Auch das bayrische Oberstdorf im Allgäu, einer der führenden Touristenorte Deutschlands, hatte ein Verkehrsproblem – die Betonung liegt auf „hatte“. Die Kleinstadt liegt an der Mündung eines Gebirgstals, das großen Anteil an den bayrischen Alpen hat. Damit ist Oberstdorf quasi das „Einfalltor“ für etliche Urlauber und Sporttouristen, die zu den zahlreichen dahinter gelegenen Ausflugszielen gelangen wollen. „Eine Umgehungstrasse gab es bis zu den 1980iger Jahren nicht“, schildert Oberstdorfs ehemaliger Bürgermeister Eduard Geyer, „im Zentrum gibt es viele enge Straßen und die Leute konnten teilweise nicht mal auf die andere Straßenseite gelangen.“ Seit den Neunzigerjahren ist die Innenstadt jedoch verkehrsberuhigt, Touristenbusse sind nirgends mehr zu sehen. Gleichzeitig sind die Besucherzahlen des etwa 10 000 Einwohner großen Ortes um etwa zehn Prozent gestiegen – auf rund 2,5 Millionen jährlich. Grund dafür ist das Verkehrskonzept „Autofrei“, das Geyer maßgeblich initiiert hat.
Unter dem Titel „Sanfte Mobilität in Oberstdorf – Anregung für Potsdam?“ hat die Potsdamer FDP den findigen CSU-Politiker daher kürzlich zu einem Informationsabend in die brandenburgische Landeshauptstadt eingeladen. Auch vor dem Hintergrund des Stadtentwicklungskonzeptes Verkehr (STEK), das in diesem Jahr beschlossen werden soll, will die FDP auf diese Weise nach neuen Anregungen für die Bewältigung der Potsdamer Verkehrsprobleme suchen.

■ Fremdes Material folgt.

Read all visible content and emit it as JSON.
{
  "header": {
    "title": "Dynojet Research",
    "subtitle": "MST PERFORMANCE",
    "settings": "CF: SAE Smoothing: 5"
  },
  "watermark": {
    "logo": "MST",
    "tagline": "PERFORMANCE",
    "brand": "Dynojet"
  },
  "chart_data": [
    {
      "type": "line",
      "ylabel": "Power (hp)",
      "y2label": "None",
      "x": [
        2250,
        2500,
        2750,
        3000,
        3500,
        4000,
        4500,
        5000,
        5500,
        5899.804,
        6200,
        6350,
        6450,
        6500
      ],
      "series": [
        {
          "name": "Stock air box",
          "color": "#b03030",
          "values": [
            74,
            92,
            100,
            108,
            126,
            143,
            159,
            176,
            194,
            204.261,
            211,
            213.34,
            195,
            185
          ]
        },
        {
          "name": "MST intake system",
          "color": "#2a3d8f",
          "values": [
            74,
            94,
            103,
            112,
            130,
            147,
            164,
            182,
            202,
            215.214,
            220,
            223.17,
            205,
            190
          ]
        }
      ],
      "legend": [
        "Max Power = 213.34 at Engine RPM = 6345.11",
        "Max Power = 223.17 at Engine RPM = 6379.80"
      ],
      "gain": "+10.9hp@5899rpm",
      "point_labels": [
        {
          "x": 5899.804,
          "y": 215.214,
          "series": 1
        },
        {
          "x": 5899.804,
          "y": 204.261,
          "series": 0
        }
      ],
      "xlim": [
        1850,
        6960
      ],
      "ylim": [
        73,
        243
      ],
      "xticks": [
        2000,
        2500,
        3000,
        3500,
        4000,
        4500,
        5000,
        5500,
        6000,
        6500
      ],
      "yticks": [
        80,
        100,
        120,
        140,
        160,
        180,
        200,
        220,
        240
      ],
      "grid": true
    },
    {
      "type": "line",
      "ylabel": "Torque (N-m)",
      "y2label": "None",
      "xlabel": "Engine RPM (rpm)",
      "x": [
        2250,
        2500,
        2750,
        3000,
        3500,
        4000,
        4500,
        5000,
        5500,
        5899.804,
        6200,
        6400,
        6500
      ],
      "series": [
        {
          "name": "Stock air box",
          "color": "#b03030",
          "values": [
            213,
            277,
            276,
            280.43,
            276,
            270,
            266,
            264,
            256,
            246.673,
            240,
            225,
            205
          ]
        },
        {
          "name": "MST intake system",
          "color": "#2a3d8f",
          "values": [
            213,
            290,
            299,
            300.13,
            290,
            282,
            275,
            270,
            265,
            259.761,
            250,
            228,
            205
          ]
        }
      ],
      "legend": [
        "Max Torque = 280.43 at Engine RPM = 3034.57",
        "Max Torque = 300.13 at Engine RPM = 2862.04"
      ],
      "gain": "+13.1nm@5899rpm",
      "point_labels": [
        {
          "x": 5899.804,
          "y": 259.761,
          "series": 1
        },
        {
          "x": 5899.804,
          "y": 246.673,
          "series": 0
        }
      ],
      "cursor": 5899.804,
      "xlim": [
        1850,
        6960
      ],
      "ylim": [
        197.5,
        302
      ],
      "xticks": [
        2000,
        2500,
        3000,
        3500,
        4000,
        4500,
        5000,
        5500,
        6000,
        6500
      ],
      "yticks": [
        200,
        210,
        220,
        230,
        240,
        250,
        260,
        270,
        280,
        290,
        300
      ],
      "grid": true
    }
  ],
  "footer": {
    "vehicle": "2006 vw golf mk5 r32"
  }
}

Der 76-jährige Geyer, der von 1973 bis 2002 Bürgermeister von Oberstdorf war, hatte in den Siebzigerjahren nach langen Verhandlungen, die ihn bis vor den Bundesverkehrsminister führten, zunächst den Bau zweier Umgehungsstrassen durchsetzen können. Dass dies gelungen ist, kommt ihm heute rückblickend „wie ein Wunder“ vor, denn um das Verkehrskonzept hatte es viel Streit gegeben. Das eigentliche Wunder geschah jedoch erst Anfang der Neunziger, denn trotz der Abzweigung des Durchgangsverkehrs war das Aufkommen im Zentrum nach wie vor sehr hoch. „1992 hat sich alles verändert“, erinnert sich Geyer. „Im Wesentlichen haben wir den gesamten Ort gesperrt und zur Fußgängerzone erklärt.“ Parallel dazu hatte Geyer jedoch etliche Grundstücksflächen rund um Oberstdorf gekauft und auf ihnen Busbahnhöfe und rund 1000 Parkplätze errichtet; fahren in der Innenstadt durften nur noch Anwohner und öffentliche Verkehrsmittel. Geschafft hat Geyer dies durch „intensive Verhandlungen“ und „viel Glück“. Medienwirksam ließ der Bürgermeister dann auch noch öffentlich Ampeln absägen, die neuen Kreisverkehren weichen sollten. Der offizielle Begriff „Sanfte Mobilität“ sei ihm damals zu wenig gewesen, sagt Geyer. Er hätte es etwas „deftiger“ ausdrücken wollen und propagierte „autofreie statt autogerechte Städte“.
Und es funktionierte, allen Unkenrufen zum Trotz. „Einige frühere Gegner sind heute meine Freunde und die Bürgerinitiative, die anfangs dagegen war, hat sich mittlerweile aufgelöst“, sagt Geyer. Zur Krönung erhielt Oberstdorf 1996 den Bundespreis für Umwelt und Tourismus, übergeben von der damaligen Umweltministerin Angela Merkel.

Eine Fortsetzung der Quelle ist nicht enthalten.